I am thankful that there are certain pieces of sexual legislation on our books.  The criminalization of pedophilia, for example, is wise and needed for the protection of our most vulnerable.  I also wish we had more legislation bearing down on the pornography industry, which makes its billions by flagrantly degrading the dignity of human beings and, as with pedophilia, by preying on society’s most vulnerable by enticing them with money to humiliate themselves on camera to churn out a never-ending stream of smut.

With this being said, however, the larger debate over sexual mores will take something more than legislation to solve, especially when it comes to the hot-button sexual debates of our day, which often center not so much around widely agreed upon boundaries to sexual activity, but around deeper contentions concerning sexual identity.

In the West especially, views on human sexuality are broadly rooted in two things:  the sentimental and the carnal.  The sentimental root of sex is what we generally think of as romantic love.  Two people fall in love and express their love for each other sexually.  The weakness in this root however, as countless broken marriages and relationships can testify, is that the feeling of love can dry up with time or, as many who have affairs will argue, can even shift to another person.  This root by itself, therefore, is not sufficient as a foundation for human sexuality.  This root is simply not rooted enough.
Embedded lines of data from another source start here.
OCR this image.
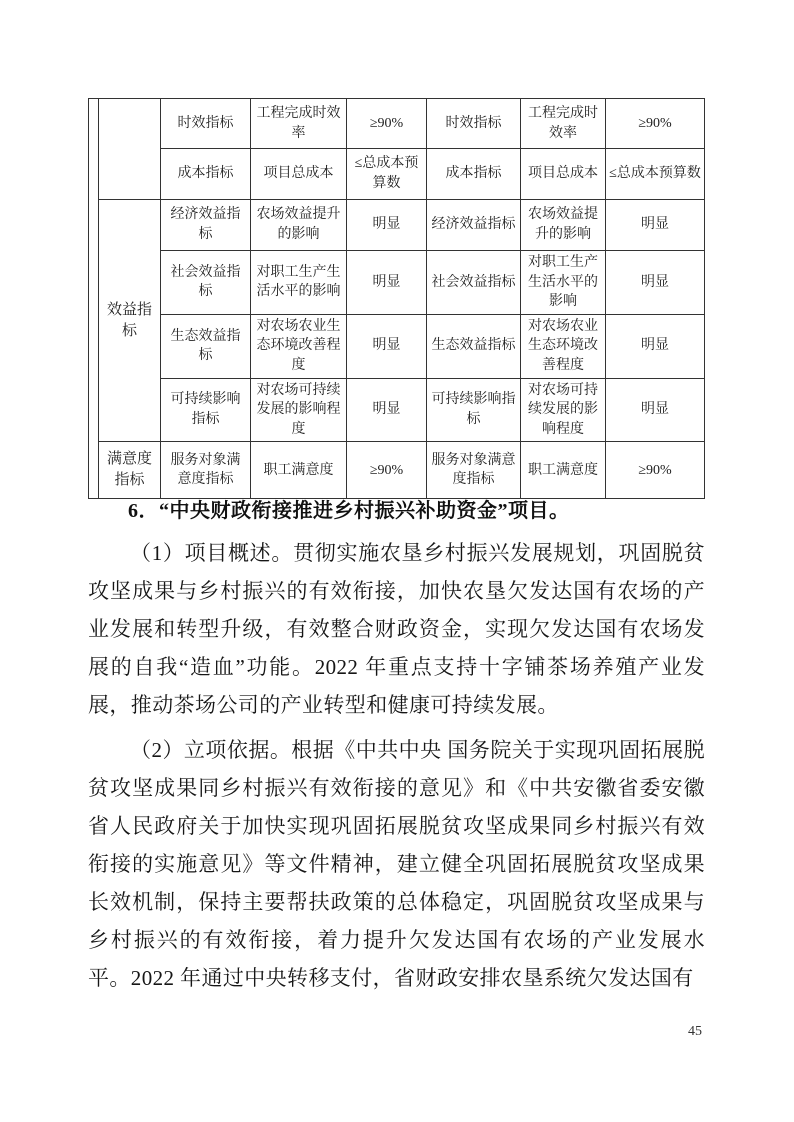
		时效指标	工程完成时效率	≥90%	时效指标	工程完成时效率	≥90%
		成本指标	项目总成本	≤总成本预算数	成本指标	项目总成本	≤总成本预算数
	效益指标	经济效益指标	农场效益提升的影响	明显	经济效益指标	农场效益提升的影响	明显
		社会效益指标	对职工生产生活水平的影响	明显	社会效益指标	对职工生产生活水平的影响	明显
		生态效益指标	对农场农业生态环境改善程度	明显	生态效益指标	对农场农业生态环境改善程度	明显
		可持续影响指标	对农场可持续发展的影响程度	明显	可持续影响指标	对农场可持续发展的影响程度	明显
	满意度指标	服务对象满意度指标	职工满意度	≥90%	服务对象满意度指标	职工满意度	≥90%
6．“中央财政衔接推进乡村振兴补助资金”项目。

（1）项目概述。贯彻实施农垦乡村振兴发展规划，巩固脱贫攻坚成果与乡村振兴的有效衔接，加快农垦欠发达国有农场的产业发展和转型升级，有效整合财政资金，实现欠发达国有农场发展的自我“造血”功能。2022 年重点支持十字铺茶场养殖产业发展，推动茶场公司的产业转型和健康可持续发展。

（2）立项依据。根据《中共中央 国务院关于实现巩固拓展脱贫攻坚成果同乡村振兴有效衔接的意见》和《中共安徽省委安徽省人民政府关于加快实现巩固拓展脱贫攻坚成果同乡村振兴有效衔接的实施意见》等文件精神，建立健全巩固拓展脱贫攻坚成果长效机制，保持主要帮扶政策的总体稳定，巩固脱贫攻坚成果与乡村振兴的有效衔接，着力提升欠发达国有农场的产业发展水平。2022 年通过中央转移支付，省财政安排农垦系统欠发达国有

45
The carnal root of sex is usually conceived of as the uninhibited expression of desire – or, to put it more bluntly, as lust.  This root of sex is what drives the pornography industry’s ubiquity and the hookup culture found on many college campuses.  The weaknesses in this root are manifold.  People are objectified.  Some are even raped.  And relationships rooted in carnality have literally no chance – and that is not an exaggeration – of lasting.  Such relationships are fundamentally selfish.  And selfishness is a sin that sexual commitment and wholeness cannot endure.
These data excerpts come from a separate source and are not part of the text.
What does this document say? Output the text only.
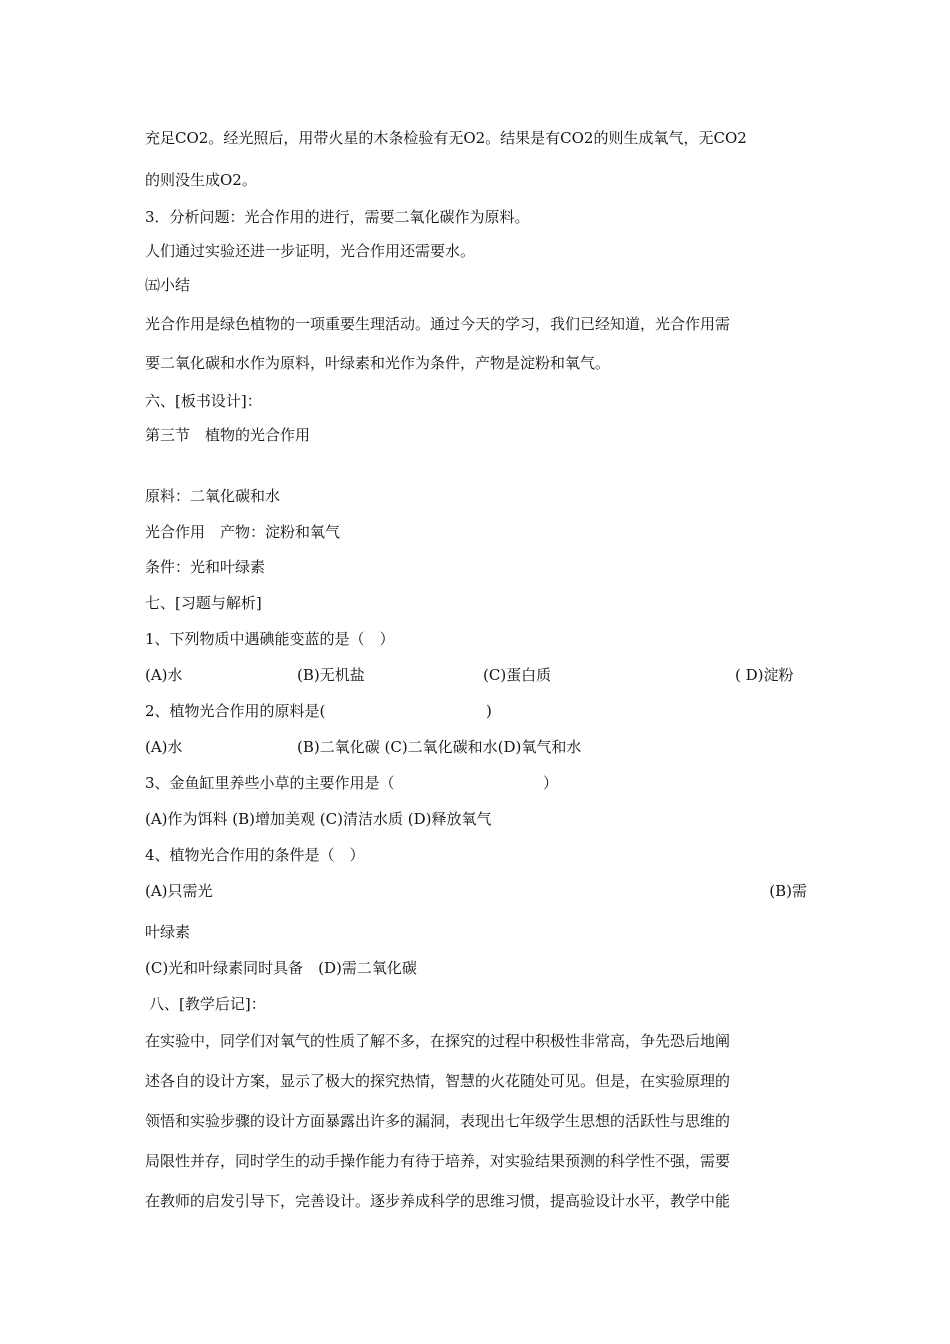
充足CO2。经光照后，用带火星的木条检验有无O2。结果是有CO2的则生成氧气，无CO2
的则没生成O2。
3．分析问题：光合作用的进行，需要二氧化碳作为原料。
人们通过实验还进一步证明，光合作用还需要水。
㈤小结
光合作用是绿色植物的一项重要生理活动。通过今天的学习，我们已经知道，光合作用需
要二氧化碳和水作为原料，叶绿素和光作为条件，产物是淀粉和氧气。
六、[板书设计]：
第三节　植物的光合作用
原料：二氧化碳和水
光合作用　产物：淀粉和氧气
条件：光和叶绿素
七、[习题与解析]
1、下列物质中遇碘能变蓝的是（　）
(A)水	(B)无机盐	(C)蛋白质	( D)淀粉
2、植物光合作用的原料是(	)
(A)水	(B)二氧化碳 (C)二氧化碳和水(D)氧气和水
3、金鱼缸里养些小草的主要作用是（	）
(A)作为饵料 (B)增加美观 (C)清洁水质 (D)释放氧气
4、植物光合作用的条件是（　）
(A)只需光	(B)需
叶绿素
(C)光和叶绿素同时具备　(D)需二氧化碳
八、[教学后记]：
在实验中，同学们对氧气的性质了解不多，在探究的过程中积极性非常高，争先恐后地阐
述各自的设计方案，显示了极大的探究热情，智慧的火花随处可见。但是，在实验原理的
领悟和实验步骤的设计方面暴露出许多的漏洞，表现出七年级学生思想的活跃性与思维的
局限性并存，同时学生的动手操作能力有待于培养，对实验结果预测的科学性不强，需要
在教师的启发引导下，完善设计。逐步养成科学的思维习惯，提高验设计水平，教学中能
One of the unique gifts that Christianity brings to today’s debates over human sexuality is that while it celebrates the importance of love in sexual relationships and readily acknowledges and makes provisions for the reality that people struggle with carnal lust, it offers human sexuality another – and, I would argue, better – root.  It adds to the sentimental and to the carnal the aspirational.  This root sees human sexuality as something that reaches beyond the private love of two individuals and certainly beyond the fleshly lusts of one individual and seeks to reflect something of God’s love and His created order in its expression of human love and our relational order.  This aspirational root, rather than self-righteously condemning people who fall short of it, grieves over sexual sin and gently invites sexual sinners to turn from their sin and aim higher, just as Jesus does with the woman caught in adultery when He invites her to, “Go now and leave your life of sin” (John 8:11).  The Christian aspirational root of sex trades the brutality of Brunei for the blessings of rightly ordered relationships and the legislative problems of Utah for the redemption won by Christ.

The best picture of aspirational sexuality can be found in Christian marriage, which is itself an aspirational picture of Christ’s love for the Church – a love so deep that it led Him to lay down His life on a cross.  On the cross, perfect righteousness and infinite forgiveness meet.  May we, as those who follow Christ, aspire to hold forth to sexual sinners what Christ first held out to us from the cross.  He is our way forward.